The Accidental Death of an Anarchist is no doubt one of my favorite plays and I often list Dario Fo as one of my favorite playwrights, but I haven't had occasion to think of Fo again until now. He is the author of an online petition that's going around at the moment. It's called 'Tell Barilla: where there is love, there is family'.

Barilla is the world's largest pasta-maker. Its main proprietor, Guido Barilla, stated in a radio interview last Wednesday that he would never use same-sex families in the company's advertisements. He said that although he fully supported gay marriage, he found the idea (fact?) of same-sex couples raising children "complicated". He said his company stood for the fundamental importance of family in Italian society - the traditional (or "sacred") family. He threw in, for good measure, an implied challenge to gay customers to take their business elsewhere.

Dario Fo writes in the petition that he starred in and wrote some of the first commercials produced by Barilla. He writes of the importance of the brand in the Italian public consciousness:

"It was in those commercials where [sic] we introduced the world to Barilla, and introduced products that have become a symbol of Italy and Italians everywhere. Barilla Pasta is synonymous with Italy, with home, and with family.

"Today our country is made up of many families, united by love. Love that is not able to discriminate, and which has no borders. That love is all over the world and it can come [sic] between a man and a woman, two women, or two men.

"A family is based on love, and your company’s statements want to represent families."

Fo encourages Barilla to apologize and make amends for his statements, and to commit to an upcoming advertisement in which "the family can finally be represented in all its infinite and wonderful shapes".

The petition has been signed by some 57k people so far. As it happens, Barilla has apologized and clarified that he has "the utmost respect" for gay people and "for all loving marriages and families". 
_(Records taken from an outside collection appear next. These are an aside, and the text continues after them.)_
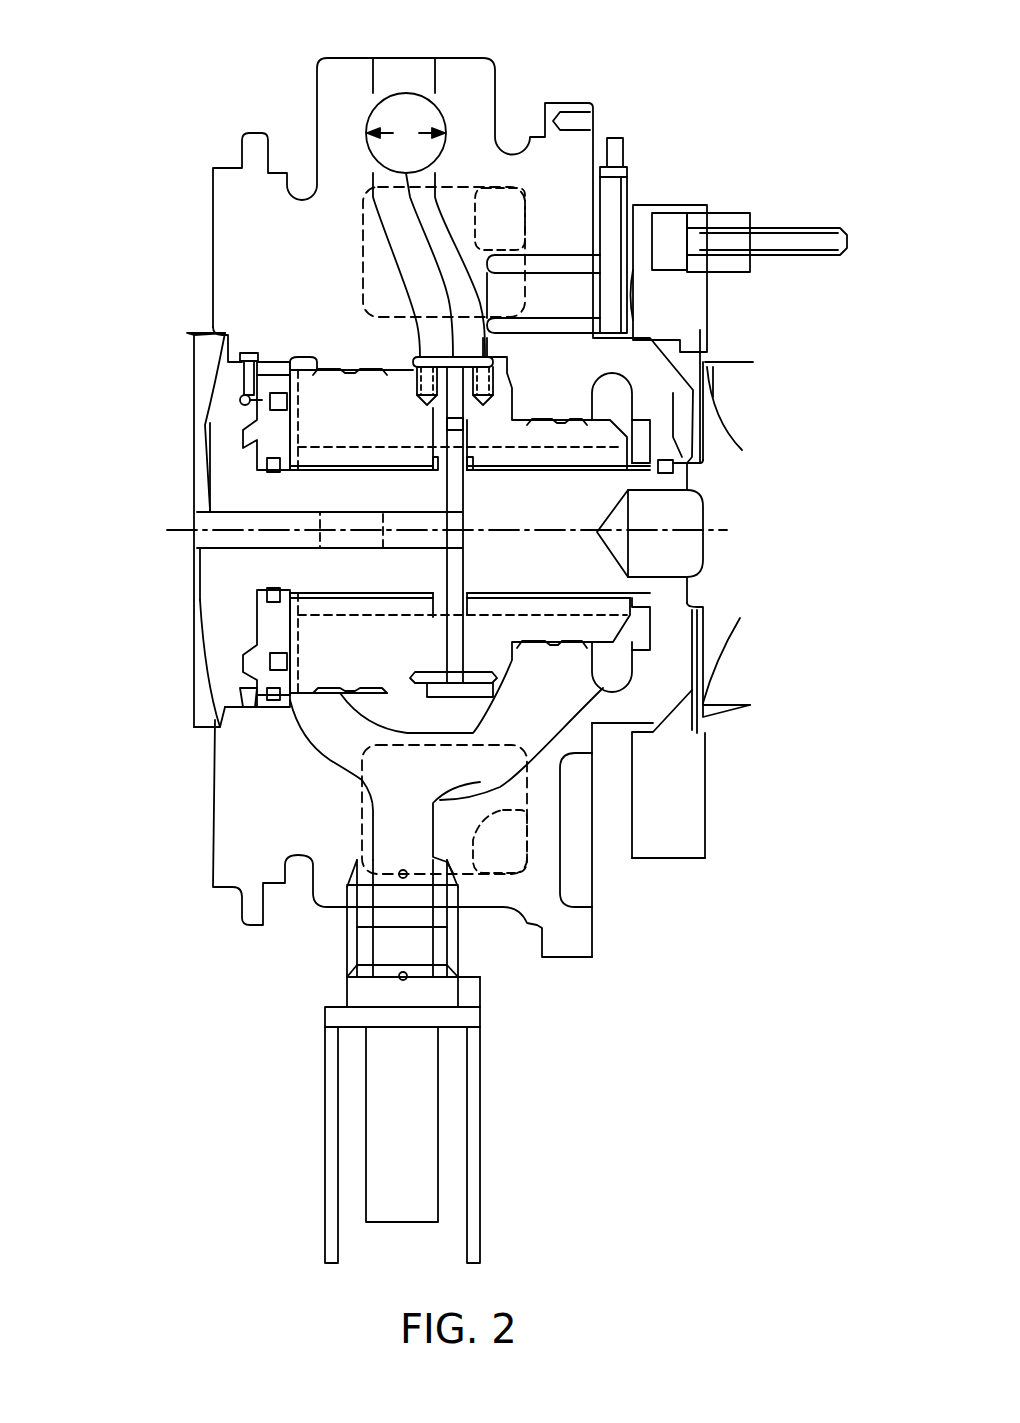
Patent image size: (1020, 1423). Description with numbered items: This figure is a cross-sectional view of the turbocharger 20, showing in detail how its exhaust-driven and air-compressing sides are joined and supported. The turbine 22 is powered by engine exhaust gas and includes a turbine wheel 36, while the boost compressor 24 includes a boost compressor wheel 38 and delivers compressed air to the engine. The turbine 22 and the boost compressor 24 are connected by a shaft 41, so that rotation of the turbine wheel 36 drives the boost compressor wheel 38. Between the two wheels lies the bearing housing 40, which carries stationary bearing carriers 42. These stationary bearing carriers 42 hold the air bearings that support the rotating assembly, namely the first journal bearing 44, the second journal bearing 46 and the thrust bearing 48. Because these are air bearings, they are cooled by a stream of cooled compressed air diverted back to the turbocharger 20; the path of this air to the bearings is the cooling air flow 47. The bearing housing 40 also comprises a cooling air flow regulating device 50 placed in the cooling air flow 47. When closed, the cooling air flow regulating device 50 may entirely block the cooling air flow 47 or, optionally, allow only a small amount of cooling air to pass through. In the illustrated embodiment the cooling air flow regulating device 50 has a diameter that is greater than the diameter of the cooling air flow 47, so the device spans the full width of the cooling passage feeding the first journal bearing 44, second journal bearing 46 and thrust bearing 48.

The turbocharger 20 is at (723, 143).
The turbine 22 is at (755, 628).
The boost compressor 24 is at (160, 552).
The turbine wheel 36 is at (743, 503).
The boost compressor wheel 38 is at (190, 447).
The bearing housing 40 is at (217, 810).
The shaft 41 is at (343, 530).
The stationary bearing carriers 42 is at (360, 380).
The first journal bearing 44 is at (518, 453).
The second journal bearing 46 is at (393, 468).
The cooling air flow 47 is at (457, 255).
The thrust bearing 48 is at (440, 632).
The cooling air flow regulating device 50 is at (403, 92).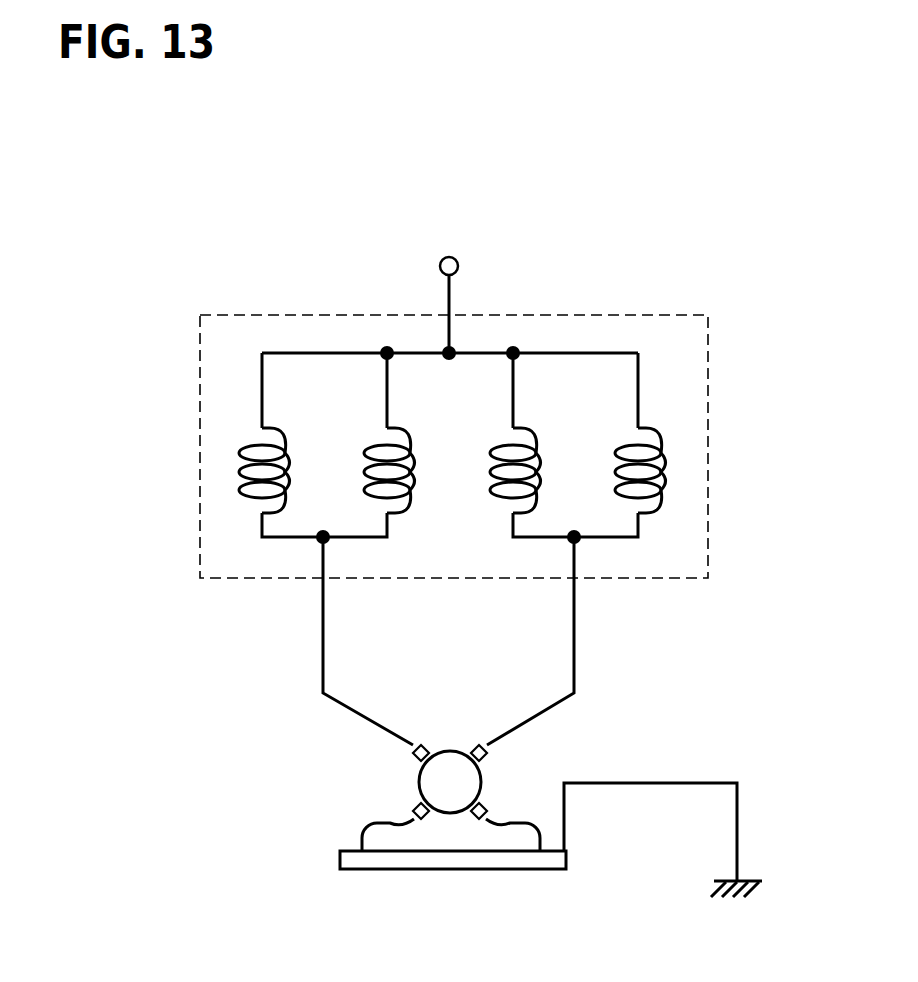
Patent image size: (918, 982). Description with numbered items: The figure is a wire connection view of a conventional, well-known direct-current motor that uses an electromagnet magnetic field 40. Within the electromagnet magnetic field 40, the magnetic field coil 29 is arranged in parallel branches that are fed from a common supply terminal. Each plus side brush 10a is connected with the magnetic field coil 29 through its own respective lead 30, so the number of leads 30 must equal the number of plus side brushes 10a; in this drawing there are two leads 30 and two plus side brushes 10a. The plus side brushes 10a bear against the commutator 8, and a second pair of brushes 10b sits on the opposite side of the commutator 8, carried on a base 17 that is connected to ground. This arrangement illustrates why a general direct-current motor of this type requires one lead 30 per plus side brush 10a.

The electromagnet magnetic field 40 is at (600, 316).
The magnetic field coil 29 is at (663, 479).
The lead 30 is at (323, 619).
The commutator 8 is at (450, 796).
The plus side brush 10a is at (428, 746).
The brush 10b is at (414, 805).
The brush holder base 17 is at (375, 860).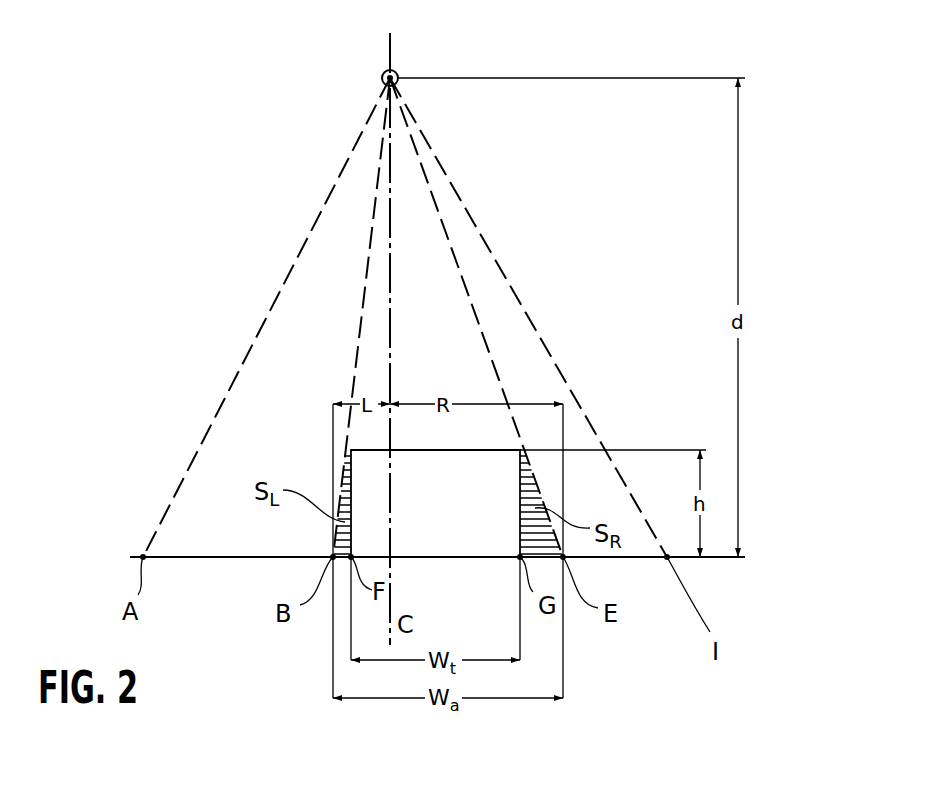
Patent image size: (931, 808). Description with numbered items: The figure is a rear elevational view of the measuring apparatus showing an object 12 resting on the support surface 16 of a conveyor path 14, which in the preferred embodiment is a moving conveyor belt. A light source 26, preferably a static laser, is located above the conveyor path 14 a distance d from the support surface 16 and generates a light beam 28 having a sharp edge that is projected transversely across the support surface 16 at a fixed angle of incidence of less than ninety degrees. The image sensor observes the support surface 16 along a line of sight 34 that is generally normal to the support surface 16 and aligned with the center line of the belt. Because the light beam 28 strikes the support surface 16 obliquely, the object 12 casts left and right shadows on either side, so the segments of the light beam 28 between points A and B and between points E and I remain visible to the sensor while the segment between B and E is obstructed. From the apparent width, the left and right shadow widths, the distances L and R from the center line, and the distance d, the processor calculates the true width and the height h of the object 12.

The object 12 is at (435, 503).
The conveyor path 14 is at (180, 557).
The support surface 16 is at (200, 557).
The light source 26 is at (404, 72).
The light beam 28 is at (330, 190).
The line of sight 34 is at (392, 322).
In the meantime, Barilla's competitor Bertolli, quick on the uptake, has launched a couple of advertisements soliciting the gay euro: "Love and pasta for all!"

I hadn't heard or read about Fo in a long time but it's clear that he's been as creative and politically active as ever. A few years ago, he wrote and performed a play in which the character of Berlusconi is strapped to a chair and electrocuted, and the character of Putin is shot dead by Chechen rebels - Putin's brain is subsequently transplanted into Berlusconi's head. Fo ran for mayor in Milan in 2006. His platform was the chasing out of the "money-grabbing bastards who have run this city for decades". He is Berlusconi's 'sworn enemy' and has, therefore, suffered at the hands of state and commercial television in Italy. As is wont, he remains undeterred. 

It is good to see that Fo remains to this day the Fo of the 1950s. 

As for pasta, I never really check which brand I buy.